Gats implies a commitment to the liberalisation of public services. There are obstacles, however. Countries retain their national sovereignty and are free to devise domestic regulations in the pursuit of public policy objectives. The voluntary nature of Gats had originally been a means of checking corporate zeal. But since the Seattle WTO summit there has been intense lobbying to remove this freedom and to strengthen the "pro-competitive" disciplines of the agreement. The EU and the US agreed in their London summit of May 1998 to "exchange views on ways to achieve the highest possible level of liberalisation in the framework of the Gats 2000 process" and also to develop "additional disciplines to strengthen market access and guarantee that services can be supplied in a pro-competitive environment". Mike Moore, WTO director-general, has described removing restrictions on market access and national treatment as the priorities of the Gats talks. The DTI has promised that "everything is on the table" during the negotiations.

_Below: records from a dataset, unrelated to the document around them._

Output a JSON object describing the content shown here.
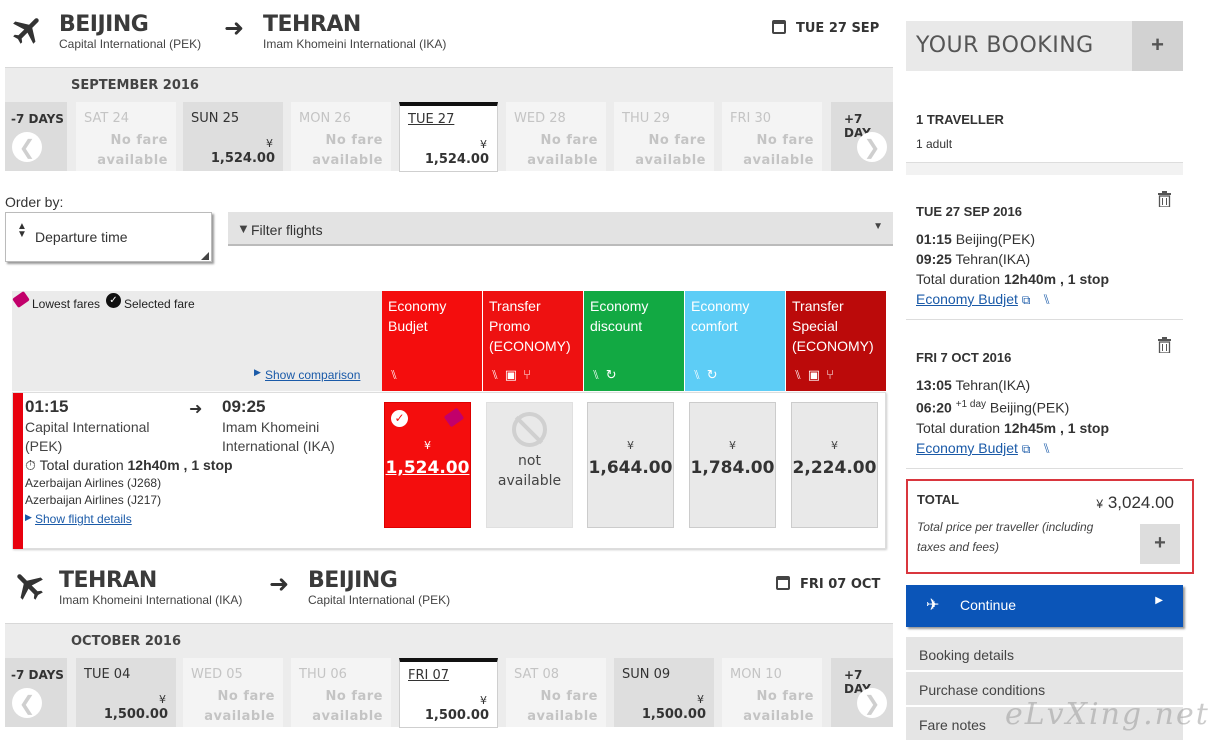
{
  "outbound": {
    "from_city": "BEIJING",
    "from_airport": "Capital International (PEK)",
    "to_city": "TEHRAN",
    "to_airport": "Imam Khomeini International (IKA)",
    "date": "TUE 27 SEP",
    "month": "SEPTEMBER 2016",
    "prev_label": "-7 DAYS",
    "next_label": "+7 DAY",
    "days": [
      {
        "name": "SAT 24",
        "line1": "No fare",
        "line2": "available"
      },
      {
        "name": "SUN 25",
        "currency": "¥",
        "price": "1,524.00"
      },
      {
        "name": "MON 26",
        "line1": "No fare",
        "line2": "available"
      },
      {
        "name": "TUE 27",
        "currency": "¥",
        "price": "1,524.00"
      },
      {
        "name": "WED 28",
        "line1": "No fare",
        "line2": "available"
      },
      {
        "name": "THU 29",
        "line1": "No fare",
        "line2": "available"
      },
      {
        "name": "FRI 30",
        "line1": "No fare",
        "line2": "available"
      }
    ]
  },
  "order_by": {
    "label": "Order by:",
    "value": "Departure time",
    "filter_label": "Filter flights"
  },
  "legend": {
    "lowest": "Lowest fares",
    "selected": "Selected fare",
    "show_comparison": "Show comparison"
  },
  "fare_families": [
    {
      "name": "Economy Budjet",
      "color": "#f40d0d"
    },
    {
      "name": "Transfer Promo (ECONOMY)",
      "color": "#ee1111"
    },
    {
      "name": "Economy discount",
      "color": "#12a943"
    },
    {
      "name": "Economy comfort",
      "color": "#5dcdf6"
    },
    {
      "name": "Transfer Special (ECONOMY)",
      "color": "#bb0a0a"
    }
  ],
  "flight": {
    "dep_time": "01:15",
    "dep_airport": "Capital International (PEK)",
    "arr_time": "09:25",
    "arr_airport": "Imam Khomeini International (IKA)",
    "duration_label": "Total duration",
    "duration": "12h40m , 1 stop",
    "carrier1": "Azerbaijan Airlines (J268)",
    "carrier2": "Azerbaijan Airlines (J217)",
    "details_link": "Show flight details",
    "fares": [
      {
        "currency": "¥",
        "amount": "1,524.00",
        "selected": true
      },
      {
        "line1": "not",
        "line2": "available"
      },
      {
        "currency": "¥",
        "amount": "1,644.00"
      },
      {
        "currency": "¥",
        "amount": "1,784.00"
      },
      {
        "currency": "¥",
        "amount": "2,224.00"
      }
    ]
  },
  "inbound": {
    "from_city": "TEHRAN",
    "from_airport": "Imam Khomeini International (IKA)",
    "to_city": "BEIJING",
    "to_airport": "Capital International (PEK)",
    "date": "FRI 07 OCT",
    "month": "OCTOBER 2016",
    "prev_label": "-7 DAYS",
    "next_label": "+7 DAY",
    "days": [
      {
        "name": "TUE 04",
        "currency": "¥",
        "price": "1,500.00"
      },
      {
        "name": "WED 05",
        "line1": "No fare",
        "line2": "available"
      },
      {
        "name": "THU 06",
        "line1": "No fare",
        "line2": "available"
      },
      {
        "name": "FRI 07",
        "currency": "¥",
        "price": "1,500.00"
      },
      {
        "name": "SAT 08",
        "line1": "No fare",
        "line2": "available"
      },
      {
        "name": "SUN 09",
        "currency": "¥",
        "price": "1,500.00"
      },
      {
        "name": "MON 10",
        "line1": "No fare",
        "line2": "available"
      }
    ]
  },
  "booking": {
    "title": "YOUR BOOKING",
    "travellers": "1 TRAVELLER",
    "adults": "1 adult",
    "leg1": {
      "date": "TUE 27 SEP 2016",
      "dep_time": "01:15",
      "dep_place": "Beijing(PEK)",
      "arr_time": "09:25",
      "arr_place": "Tehran(IKA)",
      "duration_label": "Total duration",
      "duration": "12h40m , 1 stop",
      "fare": "Economy Budjet"
    },
    "leg2": {
      "date": "FRI 7 OCT 2016",
      "dep_time": "13:05",
      "dep_place": "Tehran(IKA)",
      "arr_time": "06:20",
      "arr_sup": "+1 day",
      "arr_place": "Beijing(PEK)",
      "duration_label": "Total duration",
      "duration": "12h45m , 1 stop",
      "fare": "Economy Budjet"
    },
    "total_label": "TOTAL",
    "total_currency": "¥",
    "total_amount": "3,024.00",
    "total_note": "Total price per traveller (including taxes and fees)",
    "continue": "Continue",
    "tabs": [
      "Booking details",
      "Purchase conditions",
      "Fare notes"
    ]
  },
  "watermark": "eLvXing.net"
}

Marchi has set up a working party on domestic regulation, which seeks to ensure that domestic regulations do not act as barriers to trade in services. Its intention is to tighten the so-called necessity test, the key mechanism by which the WTO can legally enforce market access. To achieve this, the working party wants to make the regulations pro-competition and applicable to all services, not simply to the ones put forward by member states. If this change is implemented, the WTO's dispute settlement body could require states to deregulate their service industries if challenged by a corporation through its government. A number of disputes already settled suggest that the Gats could be used to attack every conceivable form of domestic regulation that directly or indirectly prohibits or hinders competition.
Universities are being drawn into the growing global information market. Gats could destroy the public interest in policy-making in services such as education and end the ideal of a democratic education system run by accountable public authorities.

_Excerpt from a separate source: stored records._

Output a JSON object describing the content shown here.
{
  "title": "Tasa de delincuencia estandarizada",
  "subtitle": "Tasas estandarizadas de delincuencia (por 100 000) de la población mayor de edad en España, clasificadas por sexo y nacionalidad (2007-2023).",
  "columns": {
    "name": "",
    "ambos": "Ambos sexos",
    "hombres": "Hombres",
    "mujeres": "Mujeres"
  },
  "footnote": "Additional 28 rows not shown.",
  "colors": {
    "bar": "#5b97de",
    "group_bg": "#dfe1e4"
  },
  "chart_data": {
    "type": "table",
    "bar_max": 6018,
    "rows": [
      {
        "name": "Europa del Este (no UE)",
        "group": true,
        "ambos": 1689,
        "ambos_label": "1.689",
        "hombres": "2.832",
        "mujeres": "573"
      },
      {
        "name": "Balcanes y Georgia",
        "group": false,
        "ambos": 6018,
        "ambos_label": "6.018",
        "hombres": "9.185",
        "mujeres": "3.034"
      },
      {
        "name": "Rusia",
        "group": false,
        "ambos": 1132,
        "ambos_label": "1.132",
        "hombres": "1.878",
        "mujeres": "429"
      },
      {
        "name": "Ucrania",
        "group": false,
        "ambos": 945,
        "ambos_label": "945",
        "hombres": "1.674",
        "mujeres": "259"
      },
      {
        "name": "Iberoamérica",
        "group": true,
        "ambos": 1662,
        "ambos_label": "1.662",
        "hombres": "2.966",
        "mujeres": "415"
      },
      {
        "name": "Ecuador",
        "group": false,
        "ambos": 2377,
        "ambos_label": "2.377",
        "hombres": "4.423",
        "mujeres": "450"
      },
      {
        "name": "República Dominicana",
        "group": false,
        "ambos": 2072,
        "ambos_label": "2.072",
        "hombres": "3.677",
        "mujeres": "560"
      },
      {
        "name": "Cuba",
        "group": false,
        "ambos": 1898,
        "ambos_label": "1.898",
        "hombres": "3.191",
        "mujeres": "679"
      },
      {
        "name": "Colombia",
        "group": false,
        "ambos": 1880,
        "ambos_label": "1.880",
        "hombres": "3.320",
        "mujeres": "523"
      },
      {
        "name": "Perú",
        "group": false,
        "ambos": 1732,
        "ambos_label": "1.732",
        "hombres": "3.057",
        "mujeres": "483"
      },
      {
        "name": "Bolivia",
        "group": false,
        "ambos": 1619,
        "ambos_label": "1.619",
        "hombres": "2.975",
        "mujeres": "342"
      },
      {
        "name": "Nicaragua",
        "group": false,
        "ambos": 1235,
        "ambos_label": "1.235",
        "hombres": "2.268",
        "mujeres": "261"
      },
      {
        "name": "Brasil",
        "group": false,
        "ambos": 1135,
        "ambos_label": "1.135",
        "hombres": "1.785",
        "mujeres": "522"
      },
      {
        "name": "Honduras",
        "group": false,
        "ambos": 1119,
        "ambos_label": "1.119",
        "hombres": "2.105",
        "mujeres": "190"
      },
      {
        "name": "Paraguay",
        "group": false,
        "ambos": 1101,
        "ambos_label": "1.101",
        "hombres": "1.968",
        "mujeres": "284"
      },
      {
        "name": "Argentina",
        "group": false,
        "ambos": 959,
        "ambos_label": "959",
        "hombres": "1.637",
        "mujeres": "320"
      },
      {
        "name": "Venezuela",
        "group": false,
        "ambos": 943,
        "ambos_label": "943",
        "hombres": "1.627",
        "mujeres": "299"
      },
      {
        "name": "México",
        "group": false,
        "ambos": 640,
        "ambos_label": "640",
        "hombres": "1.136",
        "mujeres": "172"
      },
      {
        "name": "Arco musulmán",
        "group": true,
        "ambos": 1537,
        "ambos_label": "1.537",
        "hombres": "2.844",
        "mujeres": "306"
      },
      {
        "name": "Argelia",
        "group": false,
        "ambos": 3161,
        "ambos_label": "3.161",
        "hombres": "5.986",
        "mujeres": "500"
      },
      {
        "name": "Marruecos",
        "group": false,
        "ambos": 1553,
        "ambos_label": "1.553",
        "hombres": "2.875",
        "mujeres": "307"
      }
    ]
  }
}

The policies of new Labour have created the conditions for the commercialisation of British higher education. The increase in government regulation and prescription has brought universities into closer conformity with the needs of business. The Quality Assurance Agency's quality assurance and proposed benchmarking of subject areas provide the necessary centralised control for the privatisation of provision. Cuts in funding have precipitated a drive for revenue and competition between universities for new markets, a sharp reduction of unit costs and a rise in productivity gains. This commercial onus can conflict seriously with disinterested scholarship.
Faced with this profound economic and ideological assault, the universities have failed to engage forcefully in public policy debates. They have not stood up for what they represent and for their role in the age of mass higher education.
Jonathan Rutherford is a reader in cultural politics at Middlesex University.